Costist was known to his peers for his insightful discussions and for his natural talents at consoling those who suffered. He was perceived to radiate personal warmth and an aura of being a simple friar. He spent his nights in the cells of the ill or of other friars and even said himself that he was so poor he could not even hope to afford the rent of a cell for himself. Costist would proclaim thanks: "Lord, I thank You because I have always served and have never been served. I have always been subject and have never been commanded".

On 14 August 1608 - the eve of the Feast of the Assumption - he had a vision of the Blessed Mother in which he enquired to her the reason she did not wear a crown; she responded with: "Here is my crown: my son". He confided this vision to his friend and friar Pacifico da Salerno and soon the tale spread from person to person. An artist even made an icon that depicted this event. He would refer to her as "Mammarella Nostra".

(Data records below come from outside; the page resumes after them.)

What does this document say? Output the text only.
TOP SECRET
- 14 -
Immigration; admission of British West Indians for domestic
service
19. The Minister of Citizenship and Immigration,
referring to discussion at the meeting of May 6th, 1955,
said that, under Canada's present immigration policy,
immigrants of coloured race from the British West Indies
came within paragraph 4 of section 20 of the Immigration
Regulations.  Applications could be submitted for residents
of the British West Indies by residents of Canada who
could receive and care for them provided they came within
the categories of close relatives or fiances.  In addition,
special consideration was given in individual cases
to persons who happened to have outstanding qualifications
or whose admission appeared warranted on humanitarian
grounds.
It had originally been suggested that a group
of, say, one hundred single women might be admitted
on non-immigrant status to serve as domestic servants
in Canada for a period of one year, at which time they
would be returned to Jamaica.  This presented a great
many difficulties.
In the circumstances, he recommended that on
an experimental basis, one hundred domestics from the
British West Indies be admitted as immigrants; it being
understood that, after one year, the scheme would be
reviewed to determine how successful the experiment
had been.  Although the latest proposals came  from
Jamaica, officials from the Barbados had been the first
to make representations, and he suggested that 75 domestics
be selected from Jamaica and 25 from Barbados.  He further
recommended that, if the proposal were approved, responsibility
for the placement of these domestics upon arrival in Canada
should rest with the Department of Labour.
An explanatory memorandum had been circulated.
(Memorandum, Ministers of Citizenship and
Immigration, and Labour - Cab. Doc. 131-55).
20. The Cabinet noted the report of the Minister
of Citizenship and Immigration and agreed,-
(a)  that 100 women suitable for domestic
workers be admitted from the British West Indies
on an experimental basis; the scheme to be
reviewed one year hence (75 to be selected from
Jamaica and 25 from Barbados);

In 1625 his superior sent him to tend to an ill person in Torre del Greco. His return to Naples witnessed him contracting pleuropneumonia; he died of that on 5 March 1625. After his death he was clothed in the habit six times since the faithful snipped parts of it off for themselves as relics. He is buried in the church of the Immaculate Conception in Naples.

Beatification

The beatification process commenced in Naples after the cause received the papal approval of Pope Urban VIII on 25 September 1627 and a move that designated the late religious with the title Servant of God as the first stage in the process. On 18 December 1959 he was declared to be Venerable after Pope John XXIII recognized that he had lived a life of heroic virtue.

The recognition of a singular miracle attributed to his intercession allowed for Pope John Paul II to preside over his beatification on 30 October 1983.